More telling, some said, was the Republican platform’s warning that a "costly and heavy-handed regulatory approach by the current Administration will increase the size and cost of the federal bureaucracy and harm innovation in cybersecurity."
That language is a direct echo of Congress's unwillingness to pass even weak, voluntary measures to strengthen cybersecurity for critical infrastructure. The House earlier this year passed an information-sharing-only bill. In the Senate, Republicans backed by the US Chamber of Commerce last month even blocked a bill that contained only watered-down voluntary standards for private infrastructure owners to meet.
"The Republicans basically replayed the Bush 2002 [anti-regulatory, voluntary] strategy, which was a complete flop," James Lewis, a cyberexpert with the Center for Strategic and International Studies, a Washington think tank, writes in an e-mail.
"There are some really smart people in the Romney campaign, so this is probably not the real policy, just a placeholder for the election, but designed to check the ideological boxes using a combination of advertising slogans and wishful thinking," Mr. Lewis adds. "I don't know if that means they couldn't agree internally and had to settle on the lowest common denominator or if they really believe that stuff about voluntary actions – some of them do, so I expect it was a mix of both motives."
But Democrats didn't fair much better as far as what they are asking for from industry, the experts said. The Democrat platform is basically "a mirror of the Senate bill that failed," writes Digital Bond's Mr. Peterson.

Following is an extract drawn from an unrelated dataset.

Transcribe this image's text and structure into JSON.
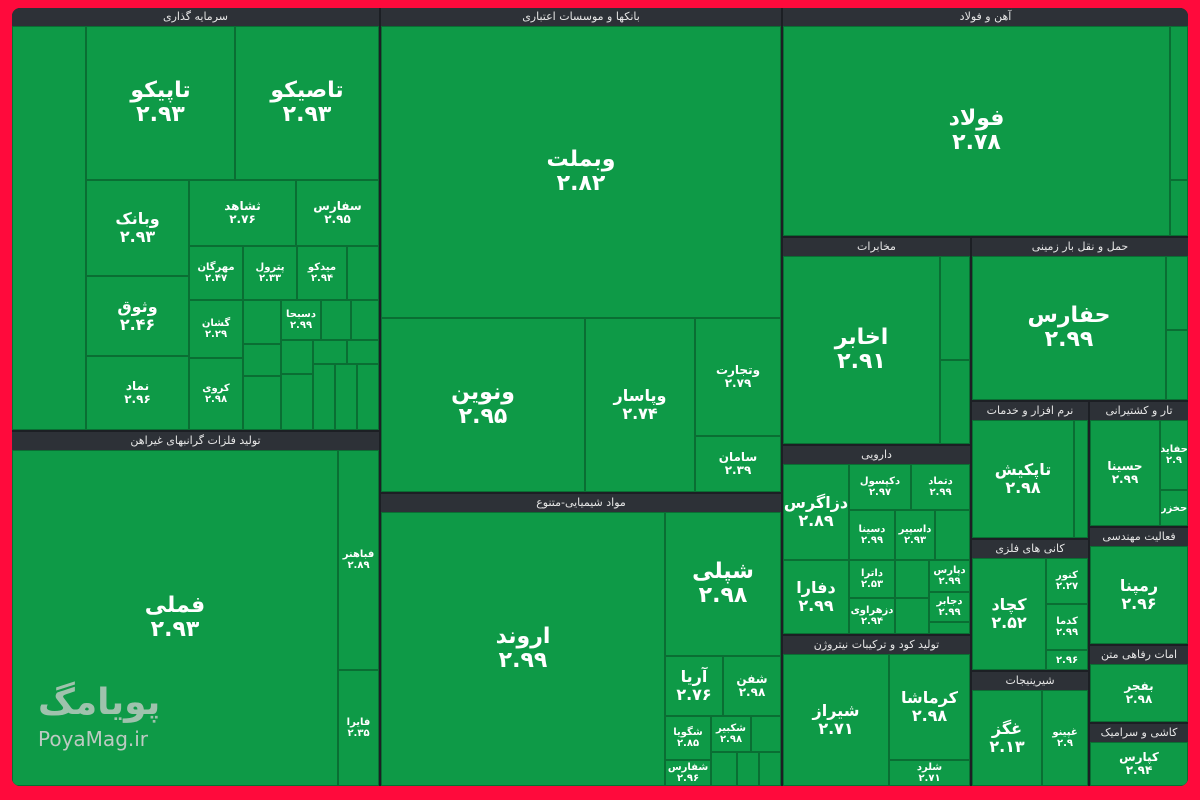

"In reality, the Department of Homeland Security has all the authority they need to make a difference," he writes. "The government has just refused to put out honest, detailed information about the problem and putting companies on record that they know about it and should fix it. This combined with the Securities and Exchange Commission disclosure requirements would put heat on C-level executives to fix the problem. No legislation is required for this."